WHEN DARKNESS LOVES US
PART ONE
1
Sally Ann Hixson, full with the blush of spring and gleeful playfulness as only sixteen-year-olds know it, hid around the side of the huge tree at the edge of the woods as the great tractor drove past her. She saw her husband, torso bare, riding the roaring monster, his smooth muscles gliding under sweat-slick skin tanned a deep brown. She didn’t want him to see her . . . not yet.
She plopped down into the long grass, feeling the rough bark of the big tree against her back as she gazed into the woods. This had been her favorite place to play when she was little. She could just barely see her parents’ house on the hill about a mile off. Her mother had noticed her restlessness as soon as the major canning was done and sent her away to run, to play, to spy on her new husband as he worked with her father in the fields.
This summer, they would build their house on the other hill, and they could raise their family to be good country folk, just like their fathers and their fathers before them. She stretched her legs into a sunbeam, feeling them warm under her new jeans. She had a wild impulse to cast off her clothes and run naked through the grass. She thought of Michael then, and their delicious lovemaking the night before. She was not able to give of herself very freely while in her parents’ house, but some nights Michael took her by the hand and led her out to the hill where their house would soon be built, high up on the knoll, and with the moon watching and the cicadas playing the romantic background music, they would make love, uninhibited, wonderful love. They explored each other’s bodies and released sensations unfamiliar to either of them, with joy and togetherness in discovering the full potentials of their sexuality.
The idea made her tingle, then blush, and she crossed her legs, thinking of the times her thoughts strayed to such matters when she was with her mother.

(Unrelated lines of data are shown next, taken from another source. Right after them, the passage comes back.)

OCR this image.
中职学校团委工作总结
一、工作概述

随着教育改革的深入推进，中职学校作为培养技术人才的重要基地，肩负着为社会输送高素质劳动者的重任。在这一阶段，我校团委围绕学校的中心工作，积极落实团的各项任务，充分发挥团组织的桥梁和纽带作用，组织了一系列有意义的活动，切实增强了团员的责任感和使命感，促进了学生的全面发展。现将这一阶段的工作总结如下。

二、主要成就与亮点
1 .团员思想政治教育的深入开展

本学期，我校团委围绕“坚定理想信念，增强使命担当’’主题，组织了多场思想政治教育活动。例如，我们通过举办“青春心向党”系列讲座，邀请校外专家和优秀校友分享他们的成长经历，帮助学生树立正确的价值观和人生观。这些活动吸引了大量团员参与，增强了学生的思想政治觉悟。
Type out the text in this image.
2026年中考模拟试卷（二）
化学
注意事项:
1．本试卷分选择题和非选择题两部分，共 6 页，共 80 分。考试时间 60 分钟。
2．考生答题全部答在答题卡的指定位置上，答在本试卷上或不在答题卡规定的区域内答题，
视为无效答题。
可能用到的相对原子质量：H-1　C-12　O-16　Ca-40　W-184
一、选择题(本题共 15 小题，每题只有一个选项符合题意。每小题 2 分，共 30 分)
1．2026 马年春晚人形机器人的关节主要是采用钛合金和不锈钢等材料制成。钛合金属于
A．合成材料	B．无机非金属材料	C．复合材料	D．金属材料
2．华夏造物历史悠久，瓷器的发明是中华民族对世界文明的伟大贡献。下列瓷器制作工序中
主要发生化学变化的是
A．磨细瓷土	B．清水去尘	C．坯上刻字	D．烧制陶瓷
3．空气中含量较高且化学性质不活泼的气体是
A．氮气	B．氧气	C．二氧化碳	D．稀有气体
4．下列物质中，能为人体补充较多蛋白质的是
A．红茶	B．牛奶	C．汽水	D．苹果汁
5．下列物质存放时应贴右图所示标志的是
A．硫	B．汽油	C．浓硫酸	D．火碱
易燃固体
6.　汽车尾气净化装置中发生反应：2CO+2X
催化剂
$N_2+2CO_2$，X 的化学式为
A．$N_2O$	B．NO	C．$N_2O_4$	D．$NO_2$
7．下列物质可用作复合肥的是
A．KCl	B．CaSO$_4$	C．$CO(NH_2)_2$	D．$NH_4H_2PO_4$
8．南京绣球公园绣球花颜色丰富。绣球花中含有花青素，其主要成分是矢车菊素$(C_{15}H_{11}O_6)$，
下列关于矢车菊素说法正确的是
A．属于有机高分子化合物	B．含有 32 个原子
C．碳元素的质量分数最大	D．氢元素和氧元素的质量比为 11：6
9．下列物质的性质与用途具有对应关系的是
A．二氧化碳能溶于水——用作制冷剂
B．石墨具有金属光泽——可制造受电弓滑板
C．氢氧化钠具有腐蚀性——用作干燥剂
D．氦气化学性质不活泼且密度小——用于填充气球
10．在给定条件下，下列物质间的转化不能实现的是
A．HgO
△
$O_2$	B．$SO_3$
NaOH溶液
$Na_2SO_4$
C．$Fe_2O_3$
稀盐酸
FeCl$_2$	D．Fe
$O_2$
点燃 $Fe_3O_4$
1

It was worse then, because she was sure lovemaking was not like that for her parents, and sometimes she had to excuse herself and go into the bathroom until she could stop grinning.
She picked up a long strand of grass and put it between her teeth as she peeked around the tree and watched her man, handsome and tousled, drive the machine over the next hill. She glanced around one more time to make sure her pest of a little sister wasn’t lurking somewhere in the shadows. She jumped up and followed the edge of the woods until she could see the flatbed truck where her father waited. Michael would stop there and have a glass of iced water that she had put in a thermos jug for him that morning. She saw him turn to look behind him, so she dodged back into the woods . . . and saw the stone steps that led down into the ground.
It was so familiar. She used to play here when she was small, but she hadn’t come here in years. There were two brand-new doors with shiny hinges mounted to the concrete, and she knew that it was going to be sealed against children and mishaps forever. What used to be the attraction here so long ago? She remembered the darkness and a tunnel, and she stepped down to the first step, then the second one, looking into a black hole that had no end.
It was cool, but not cold, and she took the sweatshirt that was tied around her waist and slipped it over her shoulders. She continued down into the eerie darkness and tried to remember the story about this place. A hiding place for runaway slaves, maybe. She continued her descent. The steps were sturdy, stone set in concrete. She felt her way along with her hand, the rough rock cool to the touch. The steps were narrow, set at an easy angle, and as she glanced back to reassure herself of the warm spring day above, she noticed that the entrance to the stairs would be out of sight before she reached the bottom. Yet down she went.